A Lake Barrington man was sentenced to almost 10 years in prison in a fraud case that cost his 17 victims more than $2 million.

Charles Landwer Jr., 47, formerly of Bartlett, pleaded guilty in January to mail fraud after originally being charged two years ago.

Assistant U.S. Attorney Michelle Nasser said Landwer preyed on the elderly and those fearing foreclosure on their homes through his Accurate Financial Group firm, with operations in Long Grove and Bloomingdale.

In one scheme, Landwer led a pair of Yorkville homeowners to believe that he was helping them avoid foreclosure, telling them the home needed to be put in trust while he worked out financing with the mortgage holder. He controlled the trust and transferred the home to his name, then refinanced it and tried to take out $230,000 in equity before bank investigators became suspicious and Landwer was arrested, authorities said.

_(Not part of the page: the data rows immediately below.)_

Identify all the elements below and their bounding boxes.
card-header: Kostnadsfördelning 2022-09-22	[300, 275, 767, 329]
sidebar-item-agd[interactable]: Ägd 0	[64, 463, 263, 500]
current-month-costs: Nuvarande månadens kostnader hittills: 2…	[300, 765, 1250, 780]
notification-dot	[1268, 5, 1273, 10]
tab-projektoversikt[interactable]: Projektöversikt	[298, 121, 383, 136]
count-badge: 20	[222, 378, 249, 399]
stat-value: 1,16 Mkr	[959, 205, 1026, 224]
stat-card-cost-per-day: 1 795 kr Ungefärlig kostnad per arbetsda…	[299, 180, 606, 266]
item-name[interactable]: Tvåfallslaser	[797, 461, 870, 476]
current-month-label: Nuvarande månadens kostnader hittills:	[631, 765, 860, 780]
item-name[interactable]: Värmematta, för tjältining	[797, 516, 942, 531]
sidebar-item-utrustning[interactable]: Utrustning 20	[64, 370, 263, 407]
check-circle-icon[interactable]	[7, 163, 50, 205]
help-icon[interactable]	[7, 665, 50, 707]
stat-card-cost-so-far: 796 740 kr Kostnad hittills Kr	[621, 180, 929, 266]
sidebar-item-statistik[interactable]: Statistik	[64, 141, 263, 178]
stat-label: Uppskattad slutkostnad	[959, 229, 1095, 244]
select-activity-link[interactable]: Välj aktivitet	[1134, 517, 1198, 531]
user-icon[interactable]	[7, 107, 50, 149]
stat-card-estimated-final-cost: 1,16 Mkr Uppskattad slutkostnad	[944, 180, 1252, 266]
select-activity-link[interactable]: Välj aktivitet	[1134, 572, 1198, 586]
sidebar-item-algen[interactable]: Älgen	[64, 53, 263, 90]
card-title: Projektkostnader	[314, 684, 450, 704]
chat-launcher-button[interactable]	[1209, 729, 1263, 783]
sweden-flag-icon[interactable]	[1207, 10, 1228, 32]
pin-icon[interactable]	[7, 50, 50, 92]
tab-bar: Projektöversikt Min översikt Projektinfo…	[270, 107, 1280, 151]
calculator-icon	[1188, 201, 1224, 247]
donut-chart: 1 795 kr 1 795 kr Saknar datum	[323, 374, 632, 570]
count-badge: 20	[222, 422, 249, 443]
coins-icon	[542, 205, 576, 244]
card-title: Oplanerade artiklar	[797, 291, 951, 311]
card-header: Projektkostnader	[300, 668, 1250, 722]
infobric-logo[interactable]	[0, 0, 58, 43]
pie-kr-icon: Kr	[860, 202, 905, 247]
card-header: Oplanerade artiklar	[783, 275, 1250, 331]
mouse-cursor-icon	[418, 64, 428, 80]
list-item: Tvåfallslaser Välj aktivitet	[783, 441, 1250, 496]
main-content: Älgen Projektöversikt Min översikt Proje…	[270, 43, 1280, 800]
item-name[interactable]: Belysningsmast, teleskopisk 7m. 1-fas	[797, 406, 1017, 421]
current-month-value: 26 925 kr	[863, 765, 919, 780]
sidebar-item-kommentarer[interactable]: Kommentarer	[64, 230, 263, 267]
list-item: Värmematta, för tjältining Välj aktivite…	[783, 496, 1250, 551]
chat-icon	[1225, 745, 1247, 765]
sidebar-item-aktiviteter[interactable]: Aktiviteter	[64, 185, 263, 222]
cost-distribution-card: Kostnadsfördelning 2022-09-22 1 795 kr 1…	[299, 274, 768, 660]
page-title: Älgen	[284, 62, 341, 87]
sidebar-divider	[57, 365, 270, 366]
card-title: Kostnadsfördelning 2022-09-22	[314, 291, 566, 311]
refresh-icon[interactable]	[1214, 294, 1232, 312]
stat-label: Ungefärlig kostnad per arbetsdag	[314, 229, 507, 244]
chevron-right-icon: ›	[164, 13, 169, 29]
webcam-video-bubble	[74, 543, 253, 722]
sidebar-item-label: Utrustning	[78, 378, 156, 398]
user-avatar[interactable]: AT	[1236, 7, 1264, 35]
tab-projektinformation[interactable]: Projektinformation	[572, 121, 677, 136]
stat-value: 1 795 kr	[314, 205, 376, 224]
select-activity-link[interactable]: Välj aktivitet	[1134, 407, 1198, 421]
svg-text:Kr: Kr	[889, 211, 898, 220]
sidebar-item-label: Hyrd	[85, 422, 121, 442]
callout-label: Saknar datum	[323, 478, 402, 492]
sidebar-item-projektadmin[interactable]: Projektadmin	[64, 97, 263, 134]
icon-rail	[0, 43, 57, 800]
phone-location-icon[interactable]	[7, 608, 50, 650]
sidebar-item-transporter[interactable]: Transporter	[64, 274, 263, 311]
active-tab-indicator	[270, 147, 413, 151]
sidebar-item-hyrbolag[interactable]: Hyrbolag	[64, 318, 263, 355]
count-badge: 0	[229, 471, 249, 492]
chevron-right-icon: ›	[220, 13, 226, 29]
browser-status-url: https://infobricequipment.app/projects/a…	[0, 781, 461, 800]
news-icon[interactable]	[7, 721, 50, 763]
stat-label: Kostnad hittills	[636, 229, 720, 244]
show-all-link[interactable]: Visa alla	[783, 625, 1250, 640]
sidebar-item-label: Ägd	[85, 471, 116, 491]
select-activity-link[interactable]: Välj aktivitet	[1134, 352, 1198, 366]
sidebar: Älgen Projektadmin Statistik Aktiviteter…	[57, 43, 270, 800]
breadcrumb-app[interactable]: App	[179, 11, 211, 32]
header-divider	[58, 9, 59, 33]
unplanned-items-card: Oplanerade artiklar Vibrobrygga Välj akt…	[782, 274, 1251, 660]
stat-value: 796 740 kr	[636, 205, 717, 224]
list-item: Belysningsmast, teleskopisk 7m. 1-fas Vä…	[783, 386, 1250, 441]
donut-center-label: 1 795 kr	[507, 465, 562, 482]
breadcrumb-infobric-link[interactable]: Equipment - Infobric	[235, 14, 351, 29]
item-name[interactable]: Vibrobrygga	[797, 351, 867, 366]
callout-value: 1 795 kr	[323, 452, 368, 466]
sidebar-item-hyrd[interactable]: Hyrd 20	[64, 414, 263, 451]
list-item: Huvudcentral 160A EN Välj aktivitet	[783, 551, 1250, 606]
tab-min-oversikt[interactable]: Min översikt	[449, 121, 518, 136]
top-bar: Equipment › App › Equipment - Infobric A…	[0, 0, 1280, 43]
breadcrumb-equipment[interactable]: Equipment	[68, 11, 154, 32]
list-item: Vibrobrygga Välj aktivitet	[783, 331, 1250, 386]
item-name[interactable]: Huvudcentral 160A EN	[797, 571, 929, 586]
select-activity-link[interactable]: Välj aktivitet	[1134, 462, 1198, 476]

Landwer was sentenced to nine years and seven months in prison on the fraud charge and also ordered to pay $2.3 million in restitution to his victims, but according to Nasser the money was spent and the government has been unable to recover it.

Landwer previously served seven years in prison in the 1990s on a conviction for soliciting a murder-for-hire after plotting to kill an employee who had agreed to be a witness in a case about an auto chop shop Landwer was running.